Paclitaxel is a famous chemotherapeutic agent, but its microbial production poses a long-standing challenge due to its poor product selectivity. Taxadiene-5 alpha-hydroxylase (CYP725A4) plays a crucial role in the biosynthesis of paclitaxel, catalyzing the oxidation of taxadiene and iso-taxadiene. This process yields several products, including the byproducts 5(12)-oxa-3(11)-cyclotaxane (OCT) and 5(11)-oxa-3(11)-cyclotaxane (iso-OCT), as well as the target compound taxadien-5 alpha-ol (T5OH). Despite extensive studies, the molecular mechanism of CYP725A4-catalyzed transformations is still elusive, which could impede our understanding of further engineering of the paclitaxel biosynthetic pathway. In this study, the crystal structure of CYP725A4 in complex with taxadiene is elucidated. Through comprehensive computational analyses, the catalytic mechanisms of CYP725A4 in the biosynthesis of natural paclitaxel are deciphered. Our calculations indicate that the oxidation of taxadiene affords a zwitterion intermediate, which can undergo two competing transformation routes. One involves the formation of epoxide, which further undergoes the water-mediated rearrangement to form the T5OH product.
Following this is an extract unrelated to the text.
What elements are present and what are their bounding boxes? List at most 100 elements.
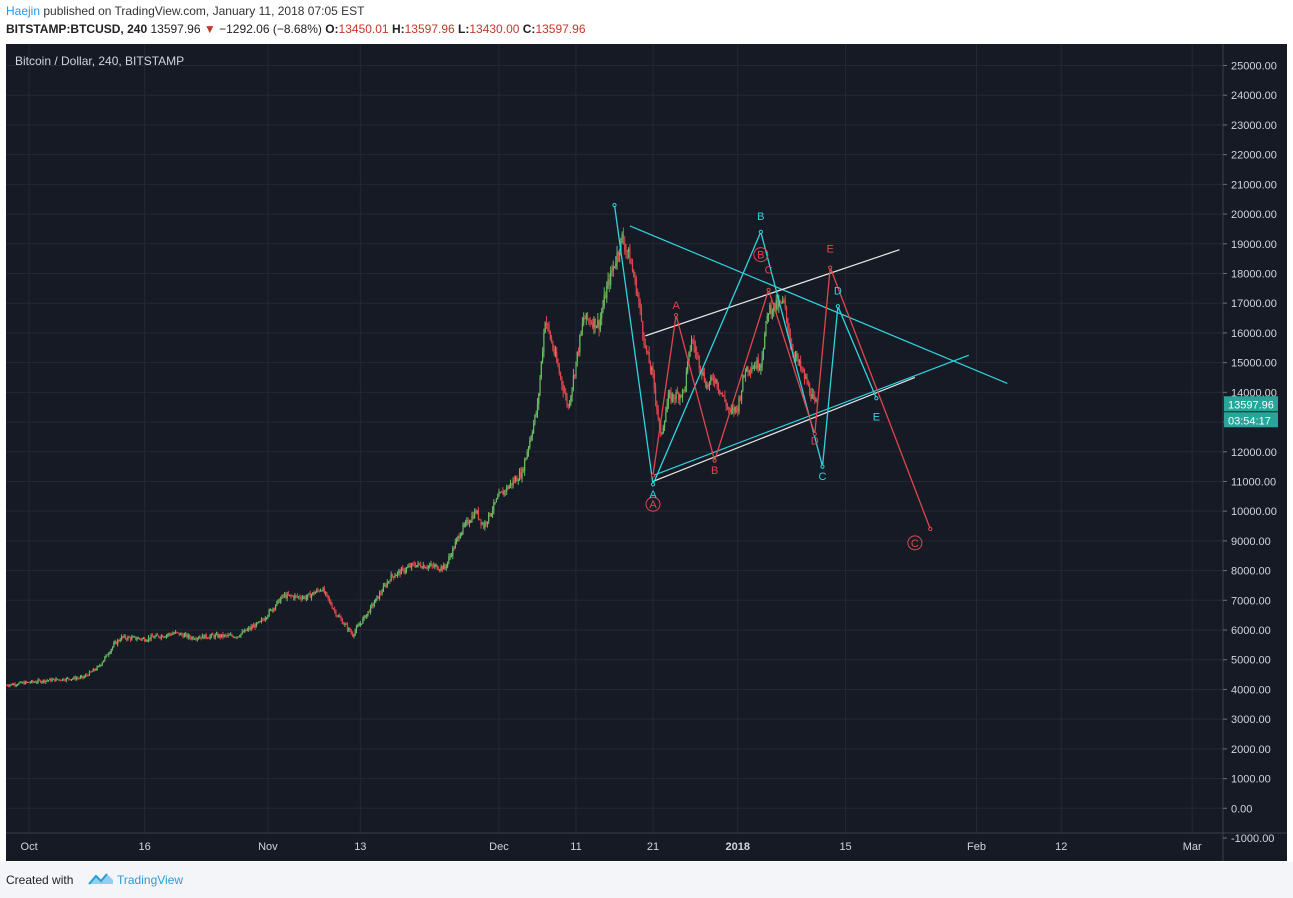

In the alternative pathway, protonation of the oxygen in the zwitterion intermediate facilitates subsequent hydride transfer and carbon-oxygen coupling, resulting in the side products OCT/iso-OCT. Contrary to taxadiene, hydroxylation at C5 of iso-taxadiene directly yields the target product T5OH. These crystallographic studies and computational analyses have yielded valuable insights into the catalytic mechanisms of CYP725A4 and laid the foundation for the further engineering of CYP725A4.